439 posts in 3068 days

#1 posted 03-24-2010 09:21 PM

The first question to cross my mind is: Is the blower output readily accessible for return ducting?
Second question would be: Will the added load on the blower impact its effectiveness?

If the answer remains workable, then I’d just duct it back to the shop, but run it through two filters: coarse and fine. The coarse one to not clog up the fine one. If the added ducting and filters put too much of a load on the dust collection blower, you might need to add another stage before the filters.

My hesitation here is because I don’t know how much dust stays in the air stream after it’s been through the cyclone collector, so filtering is a must, both for breathing and fire/explosion danger.
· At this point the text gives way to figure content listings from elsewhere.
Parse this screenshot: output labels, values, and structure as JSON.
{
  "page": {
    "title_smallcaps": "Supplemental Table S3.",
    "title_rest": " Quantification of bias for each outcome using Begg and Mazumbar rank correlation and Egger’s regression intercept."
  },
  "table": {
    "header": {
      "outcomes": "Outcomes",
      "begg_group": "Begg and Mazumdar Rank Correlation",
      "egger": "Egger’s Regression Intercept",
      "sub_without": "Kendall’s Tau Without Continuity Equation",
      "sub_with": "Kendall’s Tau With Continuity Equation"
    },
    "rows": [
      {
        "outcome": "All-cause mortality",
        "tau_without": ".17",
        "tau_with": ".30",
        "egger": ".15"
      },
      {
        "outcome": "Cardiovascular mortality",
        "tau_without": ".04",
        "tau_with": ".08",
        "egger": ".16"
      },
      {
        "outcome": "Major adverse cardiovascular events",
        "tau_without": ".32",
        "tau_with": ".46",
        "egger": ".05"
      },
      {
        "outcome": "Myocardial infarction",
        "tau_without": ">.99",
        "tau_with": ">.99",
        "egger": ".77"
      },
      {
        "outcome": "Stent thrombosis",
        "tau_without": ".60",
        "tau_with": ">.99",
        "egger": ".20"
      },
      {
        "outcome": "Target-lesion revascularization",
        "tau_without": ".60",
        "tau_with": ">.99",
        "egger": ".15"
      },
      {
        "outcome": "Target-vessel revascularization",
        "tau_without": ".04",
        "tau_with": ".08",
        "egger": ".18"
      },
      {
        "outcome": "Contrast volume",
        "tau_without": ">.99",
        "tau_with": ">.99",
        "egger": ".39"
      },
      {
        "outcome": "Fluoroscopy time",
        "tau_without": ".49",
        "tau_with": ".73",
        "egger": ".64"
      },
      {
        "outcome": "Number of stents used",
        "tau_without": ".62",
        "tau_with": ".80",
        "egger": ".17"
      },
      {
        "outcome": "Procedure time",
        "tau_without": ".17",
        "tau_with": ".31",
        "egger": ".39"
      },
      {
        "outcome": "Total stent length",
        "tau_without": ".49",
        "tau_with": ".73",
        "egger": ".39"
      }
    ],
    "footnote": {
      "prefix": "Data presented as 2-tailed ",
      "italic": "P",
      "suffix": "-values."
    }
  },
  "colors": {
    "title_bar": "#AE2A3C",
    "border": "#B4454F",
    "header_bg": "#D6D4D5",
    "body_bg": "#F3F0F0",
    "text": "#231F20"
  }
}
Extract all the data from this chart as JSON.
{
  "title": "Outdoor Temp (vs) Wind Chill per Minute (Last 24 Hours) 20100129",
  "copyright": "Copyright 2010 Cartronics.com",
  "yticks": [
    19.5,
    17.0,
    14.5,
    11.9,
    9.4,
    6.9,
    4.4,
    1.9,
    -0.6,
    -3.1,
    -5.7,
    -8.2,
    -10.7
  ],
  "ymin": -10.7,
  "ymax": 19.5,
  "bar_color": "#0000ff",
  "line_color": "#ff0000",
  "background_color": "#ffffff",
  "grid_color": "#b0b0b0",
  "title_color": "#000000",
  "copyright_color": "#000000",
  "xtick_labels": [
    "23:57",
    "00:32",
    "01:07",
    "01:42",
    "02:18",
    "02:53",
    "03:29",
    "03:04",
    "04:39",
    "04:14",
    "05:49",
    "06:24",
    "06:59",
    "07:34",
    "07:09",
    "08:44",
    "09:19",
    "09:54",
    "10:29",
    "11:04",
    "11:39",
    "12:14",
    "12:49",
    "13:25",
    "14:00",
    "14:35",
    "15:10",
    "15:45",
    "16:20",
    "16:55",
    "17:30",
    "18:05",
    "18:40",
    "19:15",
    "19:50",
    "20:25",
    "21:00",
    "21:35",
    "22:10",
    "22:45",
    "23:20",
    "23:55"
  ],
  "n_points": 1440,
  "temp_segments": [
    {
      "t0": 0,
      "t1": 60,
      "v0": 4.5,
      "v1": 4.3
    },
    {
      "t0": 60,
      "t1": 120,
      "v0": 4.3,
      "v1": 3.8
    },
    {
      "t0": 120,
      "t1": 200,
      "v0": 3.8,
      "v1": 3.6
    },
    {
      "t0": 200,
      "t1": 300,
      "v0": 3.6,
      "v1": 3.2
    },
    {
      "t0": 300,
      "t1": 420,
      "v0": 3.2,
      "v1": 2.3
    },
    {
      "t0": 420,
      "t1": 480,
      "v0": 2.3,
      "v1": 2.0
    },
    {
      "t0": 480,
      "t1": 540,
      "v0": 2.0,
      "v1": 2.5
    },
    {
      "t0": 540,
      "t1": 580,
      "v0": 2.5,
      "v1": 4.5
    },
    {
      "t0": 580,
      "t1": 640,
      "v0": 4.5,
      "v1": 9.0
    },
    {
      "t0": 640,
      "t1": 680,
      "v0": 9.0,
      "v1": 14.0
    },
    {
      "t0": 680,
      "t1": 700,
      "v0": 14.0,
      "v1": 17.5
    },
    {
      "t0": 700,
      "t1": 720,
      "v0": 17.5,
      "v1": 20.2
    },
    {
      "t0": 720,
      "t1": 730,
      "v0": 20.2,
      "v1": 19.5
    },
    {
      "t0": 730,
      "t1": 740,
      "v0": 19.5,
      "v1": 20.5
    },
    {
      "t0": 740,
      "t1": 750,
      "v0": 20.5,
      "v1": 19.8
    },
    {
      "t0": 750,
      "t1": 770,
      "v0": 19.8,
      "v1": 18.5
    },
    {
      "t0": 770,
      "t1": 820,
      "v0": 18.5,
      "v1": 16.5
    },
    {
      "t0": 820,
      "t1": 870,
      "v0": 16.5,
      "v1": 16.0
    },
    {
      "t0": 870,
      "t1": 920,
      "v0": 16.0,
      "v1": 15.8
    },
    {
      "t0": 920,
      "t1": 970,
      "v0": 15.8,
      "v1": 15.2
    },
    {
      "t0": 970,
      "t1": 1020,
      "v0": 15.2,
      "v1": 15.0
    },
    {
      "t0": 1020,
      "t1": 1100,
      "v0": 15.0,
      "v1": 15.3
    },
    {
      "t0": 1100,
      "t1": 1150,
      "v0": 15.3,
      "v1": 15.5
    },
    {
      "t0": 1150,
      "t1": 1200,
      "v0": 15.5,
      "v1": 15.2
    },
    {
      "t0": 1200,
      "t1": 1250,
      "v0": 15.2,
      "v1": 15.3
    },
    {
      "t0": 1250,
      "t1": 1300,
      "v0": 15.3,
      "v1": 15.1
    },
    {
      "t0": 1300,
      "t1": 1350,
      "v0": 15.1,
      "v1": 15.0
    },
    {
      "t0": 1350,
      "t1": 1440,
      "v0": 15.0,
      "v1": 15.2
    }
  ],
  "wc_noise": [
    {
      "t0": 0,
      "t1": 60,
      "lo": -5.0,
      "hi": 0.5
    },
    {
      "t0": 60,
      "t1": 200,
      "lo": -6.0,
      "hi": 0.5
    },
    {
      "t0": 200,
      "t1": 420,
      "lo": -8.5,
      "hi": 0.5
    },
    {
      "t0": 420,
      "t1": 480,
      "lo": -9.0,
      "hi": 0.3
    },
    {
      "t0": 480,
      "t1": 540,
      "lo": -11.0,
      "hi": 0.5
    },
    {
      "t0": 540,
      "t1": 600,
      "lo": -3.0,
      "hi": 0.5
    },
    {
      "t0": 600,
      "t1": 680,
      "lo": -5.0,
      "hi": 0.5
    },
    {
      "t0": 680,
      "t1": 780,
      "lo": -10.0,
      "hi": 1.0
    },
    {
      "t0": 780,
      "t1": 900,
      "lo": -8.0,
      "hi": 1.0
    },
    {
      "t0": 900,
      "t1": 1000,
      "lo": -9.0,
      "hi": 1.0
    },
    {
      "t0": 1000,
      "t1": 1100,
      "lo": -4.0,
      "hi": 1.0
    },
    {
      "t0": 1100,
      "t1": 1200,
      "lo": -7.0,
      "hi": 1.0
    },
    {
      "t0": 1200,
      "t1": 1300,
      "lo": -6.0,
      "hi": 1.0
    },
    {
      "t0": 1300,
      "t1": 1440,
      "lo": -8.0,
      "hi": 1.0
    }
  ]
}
An alternate approach would be to use an air-to-air heat exchanger (the two air flows pass by each other, separated by thin sheet metal. This is not ideal from several points of view (added number of fans, possible dust buildup on the heat exchanger building up an insulating layer which defeats the purpose, noise, occupies more space, and the electric bill), but it would enable you to cut the temperature differential on your incoming air. Depending on the other factors (electricity to run the blowers), it would allow you to bring in cleaner air than just the output of the cyclone collector. However, these devices are usually used for air exchange in homes where the objective is to exhaust CO2 and odors and such, but recover some of the cost of heating or cooling the incoming air.